Ardsley senior fencer Emily Jiang’s skill set is unmatched in the section. But when she took her first steps on the fencing strip, she was far from a national-caliber competitor.
“I really was drawn to the sport because it was a challenge,” this week’s Con Edison Athlete of the Week said. “When I first started, I was really bad at it, and it made me want to do it more.”
Whereas most fencers start training in elementary school, Jiang’s first experience wasn’t until seventh grade. At the time, she never imagined competing. It wasn’t until her mother, Julia Jiang, came across fencing on television that she even knew it existed. Her mother thought the sport was an interesting concept and asked Emily to try it out.
Varsity coaches Kathleen Reckling and her mother, Diane Reckling, remember Jiang as a “shy fencer” when she arrived at Ardsley. Jiang was initially intimidated by Ardsley’s elite status as a program. But once she stepped on the strip, there was one thing apparent to the Recklings — Jiang accepted all challenges.
“Coming into a sport at 13 is a little late, but with Emily it didn’t matter,” Kathleen Reckling said. “She doesn’t like to get beaten.”
Jiang quickly developed into a formidable fencer, but her dominance of the sport didn’t become apparent until the summer nationals last year.
“The light bulb definitely came on for Emily at nationals,” Kathleen said.

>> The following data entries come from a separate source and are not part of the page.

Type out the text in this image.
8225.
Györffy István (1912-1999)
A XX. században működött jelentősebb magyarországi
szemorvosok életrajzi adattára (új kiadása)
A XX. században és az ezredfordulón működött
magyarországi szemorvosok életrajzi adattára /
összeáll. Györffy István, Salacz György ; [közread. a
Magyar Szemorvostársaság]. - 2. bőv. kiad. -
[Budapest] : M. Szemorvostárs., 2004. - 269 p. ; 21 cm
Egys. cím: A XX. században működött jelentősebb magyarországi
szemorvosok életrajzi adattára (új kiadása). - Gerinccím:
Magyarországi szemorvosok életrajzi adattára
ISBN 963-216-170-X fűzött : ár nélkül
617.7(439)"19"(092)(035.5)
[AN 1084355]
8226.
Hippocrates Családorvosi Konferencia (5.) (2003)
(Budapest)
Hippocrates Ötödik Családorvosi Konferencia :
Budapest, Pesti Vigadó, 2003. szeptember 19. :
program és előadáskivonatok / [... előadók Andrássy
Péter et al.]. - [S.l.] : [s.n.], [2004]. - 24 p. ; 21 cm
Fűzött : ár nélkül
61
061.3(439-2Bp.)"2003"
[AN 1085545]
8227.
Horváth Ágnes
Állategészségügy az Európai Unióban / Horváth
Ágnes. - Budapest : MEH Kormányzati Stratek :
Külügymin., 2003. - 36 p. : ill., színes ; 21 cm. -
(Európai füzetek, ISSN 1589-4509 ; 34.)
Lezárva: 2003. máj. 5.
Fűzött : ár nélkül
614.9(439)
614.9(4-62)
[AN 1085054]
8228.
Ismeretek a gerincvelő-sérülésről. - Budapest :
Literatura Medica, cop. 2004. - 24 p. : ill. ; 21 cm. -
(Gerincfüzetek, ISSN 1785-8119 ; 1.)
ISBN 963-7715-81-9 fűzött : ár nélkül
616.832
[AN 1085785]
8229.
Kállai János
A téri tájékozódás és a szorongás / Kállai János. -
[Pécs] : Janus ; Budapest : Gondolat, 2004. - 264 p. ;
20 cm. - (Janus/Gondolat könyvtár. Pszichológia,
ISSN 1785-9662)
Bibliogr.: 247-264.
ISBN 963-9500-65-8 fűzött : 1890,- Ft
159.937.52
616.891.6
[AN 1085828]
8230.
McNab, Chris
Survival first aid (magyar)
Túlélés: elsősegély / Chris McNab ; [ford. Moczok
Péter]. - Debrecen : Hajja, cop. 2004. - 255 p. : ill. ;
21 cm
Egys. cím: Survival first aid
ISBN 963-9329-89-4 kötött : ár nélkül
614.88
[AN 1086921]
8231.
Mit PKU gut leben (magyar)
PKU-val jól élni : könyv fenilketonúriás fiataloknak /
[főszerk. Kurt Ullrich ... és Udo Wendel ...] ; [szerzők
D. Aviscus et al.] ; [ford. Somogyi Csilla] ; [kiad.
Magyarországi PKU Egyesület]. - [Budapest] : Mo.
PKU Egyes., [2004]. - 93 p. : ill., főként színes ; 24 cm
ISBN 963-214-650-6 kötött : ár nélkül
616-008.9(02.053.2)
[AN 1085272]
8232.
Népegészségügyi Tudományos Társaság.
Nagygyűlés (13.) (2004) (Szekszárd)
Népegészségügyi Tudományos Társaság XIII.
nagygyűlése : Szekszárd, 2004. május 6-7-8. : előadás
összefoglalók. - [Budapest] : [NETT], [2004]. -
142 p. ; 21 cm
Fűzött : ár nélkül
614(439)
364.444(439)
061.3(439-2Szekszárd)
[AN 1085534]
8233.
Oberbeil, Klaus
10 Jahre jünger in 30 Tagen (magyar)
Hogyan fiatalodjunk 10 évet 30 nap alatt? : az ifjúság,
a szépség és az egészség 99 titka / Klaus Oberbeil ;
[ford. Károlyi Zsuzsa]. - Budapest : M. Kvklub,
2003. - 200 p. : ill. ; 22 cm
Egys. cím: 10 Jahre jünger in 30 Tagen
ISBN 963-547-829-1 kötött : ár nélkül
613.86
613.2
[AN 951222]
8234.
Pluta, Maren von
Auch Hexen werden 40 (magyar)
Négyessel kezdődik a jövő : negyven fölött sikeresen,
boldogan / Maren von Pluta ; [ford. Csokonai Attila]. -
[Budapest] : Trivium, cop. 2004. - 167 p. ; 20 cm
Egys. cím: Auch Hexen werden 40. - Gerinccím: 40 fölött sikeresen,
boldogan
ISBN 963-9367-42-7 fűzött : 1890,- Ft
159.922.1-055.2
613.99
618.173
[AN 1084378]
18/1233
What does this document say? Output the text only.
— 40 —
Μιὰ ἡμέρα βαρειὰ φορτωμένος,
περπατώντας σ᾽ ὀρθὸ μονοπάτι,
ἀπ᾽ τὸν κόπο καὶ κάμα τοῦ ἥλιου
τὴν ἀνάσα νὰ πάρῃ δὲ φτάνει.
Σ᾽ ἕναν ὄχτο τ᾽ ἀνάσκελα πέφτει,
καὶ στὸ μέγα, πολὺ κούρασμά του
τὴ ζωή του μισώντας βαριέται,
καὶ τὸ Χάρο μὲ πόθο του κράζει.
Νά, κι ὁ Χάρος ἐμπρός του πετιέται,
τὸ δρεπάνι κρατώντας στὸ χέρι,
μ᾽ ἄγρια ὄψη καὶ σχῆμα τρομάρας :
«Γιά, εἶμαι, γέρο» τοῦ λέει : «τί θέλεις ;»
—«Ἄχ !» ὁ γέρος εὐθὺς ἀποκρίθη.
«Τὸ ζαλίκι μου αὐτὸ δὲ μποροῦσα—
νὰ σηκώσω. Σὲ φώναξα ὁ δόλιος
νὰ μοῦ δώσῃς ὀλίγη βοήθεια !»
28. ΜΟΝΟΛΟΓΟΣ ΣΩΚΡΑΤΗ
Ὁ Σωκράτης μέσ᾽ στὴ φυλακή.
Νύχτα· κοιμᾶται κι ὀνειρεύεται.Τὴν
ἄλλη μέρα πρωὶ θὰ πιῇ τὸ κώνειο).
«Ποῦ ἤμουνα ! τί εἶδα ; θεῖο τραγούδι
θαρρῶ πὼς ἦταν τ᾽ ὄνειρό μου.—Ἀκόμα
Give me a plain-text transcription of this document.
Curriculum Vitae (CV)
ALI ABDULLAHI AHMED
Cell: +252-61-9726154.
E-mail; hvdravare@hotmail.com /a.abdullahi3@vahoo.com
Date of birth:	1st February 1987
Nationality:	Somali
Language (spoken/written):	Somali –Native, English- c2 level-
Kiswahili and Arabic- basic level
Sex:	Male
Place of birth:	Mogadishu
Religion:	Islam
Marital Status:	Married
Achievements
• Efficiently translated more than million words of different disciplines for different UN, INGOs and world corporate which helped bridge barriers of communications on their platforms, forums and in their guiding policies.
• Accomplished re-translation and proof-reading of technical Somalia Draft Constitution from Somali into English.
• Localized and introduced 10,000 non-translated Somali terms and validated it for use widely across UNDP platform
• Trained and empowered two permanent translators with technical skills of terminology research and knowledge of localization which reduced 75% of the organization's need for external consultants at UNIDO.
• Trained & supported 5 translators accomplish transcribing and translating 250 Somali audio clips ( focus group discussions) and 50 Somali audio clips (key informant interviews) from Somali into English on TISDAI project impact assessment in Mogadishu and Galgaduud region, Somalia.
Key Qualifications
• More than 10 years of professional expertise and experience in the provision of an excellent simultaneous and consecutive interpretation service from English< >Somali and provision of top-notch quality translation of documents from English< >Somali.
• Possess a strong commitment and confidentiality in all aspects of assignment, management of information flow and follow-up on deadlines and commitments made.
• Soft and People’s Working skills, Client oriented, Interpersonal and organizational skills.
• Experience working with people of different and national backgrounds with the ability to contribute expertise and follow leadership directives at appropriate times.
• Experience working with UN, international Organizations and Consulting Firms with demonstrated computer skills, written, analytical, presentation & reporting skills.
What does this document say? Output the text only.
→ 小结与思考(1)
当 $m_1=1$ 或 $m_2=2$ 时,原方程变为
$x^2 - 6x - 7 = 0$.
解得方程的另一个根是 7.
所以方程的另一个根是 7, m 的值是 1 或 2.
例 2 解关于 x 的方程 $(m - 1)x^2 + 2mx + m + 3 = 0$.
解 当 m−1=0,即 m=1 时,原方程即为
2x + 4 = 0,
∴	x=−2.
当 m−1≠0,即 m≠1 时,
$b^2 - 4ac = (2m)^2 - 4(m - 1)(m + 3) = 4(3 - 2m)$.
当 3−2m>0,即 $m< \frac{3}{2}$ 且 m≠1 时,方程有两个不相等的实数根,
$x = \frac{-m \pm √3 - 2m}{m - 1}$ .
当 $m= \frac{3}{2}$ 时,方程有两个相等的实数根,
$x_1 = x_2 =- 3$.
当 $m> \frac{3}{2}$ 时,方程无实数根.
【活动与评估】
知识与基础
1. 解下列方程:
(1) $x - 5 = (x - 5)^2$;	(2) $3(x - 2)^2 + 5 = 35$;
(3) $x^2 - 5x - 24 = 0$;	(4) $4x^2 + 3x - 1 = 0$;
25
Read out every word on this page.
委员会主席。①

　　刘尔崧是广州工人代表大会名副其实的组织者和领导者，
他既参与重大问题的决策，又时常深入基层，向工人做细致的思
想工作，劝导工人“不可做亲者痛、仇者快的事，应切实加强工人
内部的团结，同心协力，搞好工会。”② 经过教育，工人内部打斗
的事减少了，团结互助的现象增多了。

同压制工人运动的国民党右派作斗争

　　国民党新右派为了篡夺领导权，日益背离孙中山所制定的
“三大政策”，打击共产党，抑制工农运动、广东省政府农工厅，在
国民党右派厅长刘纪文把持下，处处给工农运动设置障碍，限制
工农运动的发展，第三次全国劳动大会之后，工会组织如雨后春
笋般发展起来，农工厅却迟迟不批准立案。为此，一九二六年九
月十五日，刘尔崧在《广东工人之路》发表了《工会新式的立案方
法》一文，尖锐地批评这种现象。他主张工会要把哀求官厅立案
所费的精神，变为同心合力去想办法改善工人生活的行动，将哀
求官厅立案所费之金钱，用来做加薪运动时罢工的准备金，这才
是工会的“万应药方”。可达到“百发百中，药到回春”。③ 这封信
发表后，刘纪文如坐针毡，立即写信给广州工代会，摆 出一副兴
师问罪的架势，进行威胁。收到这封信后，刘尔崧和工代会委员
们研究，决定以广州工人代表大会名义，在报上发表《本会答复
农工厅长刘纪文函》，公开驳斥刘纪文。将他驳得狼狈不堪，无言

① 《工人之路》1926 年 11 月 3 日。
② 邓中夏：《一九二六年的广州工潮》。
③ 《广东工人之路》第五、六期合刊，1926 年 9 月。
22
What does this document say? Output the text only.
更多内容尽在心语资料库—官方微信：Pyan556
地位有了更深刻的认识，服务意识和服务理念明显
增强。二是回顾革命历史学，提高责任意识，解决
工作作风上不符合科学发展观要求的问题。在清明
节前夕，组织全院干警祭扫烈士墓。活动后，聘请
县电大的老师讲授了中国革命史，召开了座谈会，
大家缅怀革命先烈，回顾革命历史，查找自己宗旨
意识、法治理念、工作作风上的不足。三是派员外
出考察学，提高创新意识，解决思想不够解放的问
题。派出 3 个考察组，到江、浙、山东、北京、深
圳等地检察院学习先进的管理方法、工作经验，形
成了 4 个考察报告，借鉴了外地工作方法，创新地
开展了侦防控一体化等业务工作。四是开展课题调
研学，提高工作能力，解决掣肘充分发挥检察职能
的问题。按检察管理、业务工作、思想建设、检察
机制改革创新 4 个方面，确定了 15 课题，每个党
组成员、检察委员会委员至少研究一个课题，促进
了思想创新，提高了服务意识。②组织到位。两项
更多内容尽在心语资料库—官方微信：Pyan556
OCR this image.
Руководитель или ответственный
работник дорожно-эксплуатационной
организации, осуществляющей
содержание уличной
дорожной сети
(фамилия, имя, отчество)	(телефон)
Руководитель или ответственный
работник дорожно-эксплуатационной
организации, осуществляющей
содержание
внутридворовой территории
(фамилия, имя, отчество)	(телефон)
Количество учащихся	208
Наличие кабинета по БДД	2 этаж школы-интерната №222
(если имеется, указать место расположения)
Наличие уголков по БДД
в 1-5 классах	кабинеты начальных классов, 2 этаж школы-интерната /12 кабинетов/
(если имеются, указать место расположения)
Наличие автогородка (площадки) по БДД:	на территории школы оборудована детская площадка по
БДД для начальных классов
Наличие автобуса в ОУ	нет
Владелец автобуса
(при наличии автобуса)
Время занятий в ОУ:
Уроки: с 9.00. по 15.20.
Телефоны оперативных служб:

During nationals, Jiang took home the bronze medal in the Division II championships and was a finalist in the Division IA championships.
“I really wanted to impress college-recruiting scouts because it was my junior summer,” Jiang said. “What helped me a lot was my mental preparation for my bouts. You know, emotional fencers aren’t really good.”
Her success gained attention from top academic institutions such as Columbia, Duke, Yale and Michigan. But her brain and heart fell for the University of Pennsylvania, where she will study business at the prestigious Wharton School.
Jiang has been on the honor roll all four years of high school, completing eight AP courses. She scored a 36 composite on her ACT and is a member of the National and Spanish Honor Societies. She will graduate as her class salutatorian.
“Emily Jiang is the real deal,” Ardsley High School counselor Erica Hezi said in an email. “Academically, Emily is brilliant. She has taken the most rigorous course of study available at Ardsley High School and excelled.”
Athletic director Hank Roth couldn’t agree more.
“In my 20 years as Ardsley Athletic Director, I can honestly say I have never come across a more well rounded student athlete,” Roth said in an email. “She is bright, articulate, personable, friendly and approachable.”